The following summarizes the Public Advocates Office’s findings and recommendations associated with its financial examination of SCE: • The Public Advocates Office recommends the removal of $177,411 in 2016,

$130,432 in 2017, and $781,708 in 2018 from SCE’s Audits labor expenses to conduct 23 internal audit reports, because the costs could not be independently verified due to SCE’s assertion of legal privilege.

• The Public Advocates Office recommends an adjustment of $181,524 to 2018 recorded Administrative & General (A&G) non-labor expenses for the GRC activity Develop and Manage Policy and Initiatives, because the costs were identified as one-time costs or could not be independently verified due to SCE’s assertion of legal privilege.

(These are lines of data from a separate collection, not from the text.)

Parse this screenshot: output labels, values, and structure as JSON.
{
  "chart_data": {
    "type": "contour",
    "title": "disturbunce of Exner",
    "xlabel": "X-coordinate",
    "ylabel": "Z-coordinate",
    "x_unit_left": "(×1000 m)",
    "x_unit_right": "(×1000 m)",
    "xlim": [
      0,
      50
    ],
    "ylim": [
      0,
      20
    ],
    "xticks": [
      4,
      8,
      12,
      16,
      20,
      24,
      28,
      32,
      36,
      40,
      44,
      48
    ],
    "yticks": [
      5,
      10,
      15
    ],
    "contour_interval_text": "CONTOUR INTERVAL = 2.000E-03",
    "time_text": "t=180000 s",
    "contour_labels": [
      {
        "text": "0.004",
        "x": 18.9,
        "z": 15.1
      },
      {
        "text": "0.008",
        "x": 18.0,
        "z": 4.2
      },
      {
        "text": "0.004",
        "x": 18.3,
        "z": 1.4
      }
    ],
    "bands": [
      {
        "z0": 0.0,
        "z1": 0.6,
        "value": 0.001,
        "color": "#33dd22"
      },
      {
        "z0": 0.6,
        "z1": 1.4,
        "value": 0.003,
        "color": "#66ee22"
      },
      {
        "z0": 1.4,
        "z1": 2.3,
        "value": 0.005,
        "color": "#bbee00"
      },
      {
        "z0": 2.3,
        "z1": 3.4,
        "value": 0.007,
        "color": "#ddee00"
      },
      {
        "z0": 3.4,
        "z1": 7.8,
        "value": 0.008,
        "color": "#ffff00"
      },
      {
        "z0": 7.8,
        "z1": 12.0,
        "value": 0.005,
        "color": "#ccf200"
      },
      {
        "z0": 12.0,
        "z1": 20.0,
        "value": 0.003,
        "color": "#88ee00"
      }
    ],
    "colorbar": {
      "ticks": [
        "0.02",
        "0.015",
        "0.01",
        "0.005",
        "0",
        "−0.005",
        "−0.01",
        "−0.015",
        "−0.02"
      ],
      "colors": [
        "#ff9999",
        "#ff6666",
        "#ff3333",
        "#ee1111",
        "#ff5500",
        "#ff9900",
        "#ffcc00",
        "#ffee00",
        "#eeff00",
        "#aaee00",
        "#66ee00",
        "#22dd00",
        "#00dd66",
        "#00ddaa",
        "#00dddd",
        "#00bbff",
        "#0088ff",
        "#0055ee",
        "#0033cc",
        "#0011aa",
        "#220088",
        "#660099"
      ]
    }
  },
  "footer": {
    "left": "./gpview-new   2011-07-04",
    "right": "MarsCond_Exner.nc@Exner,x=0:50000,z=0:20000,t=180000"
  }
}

• The Public Advocates Office recommends the removal of $30,823,607 from the 2018 Operations & Maintenance (O&M) expenses and moving them to the Fire Hazard Prevention Memorandum Account (FHPMA). According to SCE, the costs will be requested and recovered separately.

• The Public Advocates Office recommends an adjustment of $567,159.06 to 2018 recorded O&M non-labor expenses for Grid Modernization – Transmission and Distribution (T&D) Deployment Readiness, because the costs were identified as a one-time cost.

• The Public Advocates Office recommends the removal of $31,150.00 in costs from 2018 recorded O&M non-labor expenses Technology Assessment, because SCE has identified the amount as a capital cost but incorrectly recorded it to the 2018 O&M expenses.

• The Public Advocates Office does not have any recommended adjustments to recorded capital expenditures.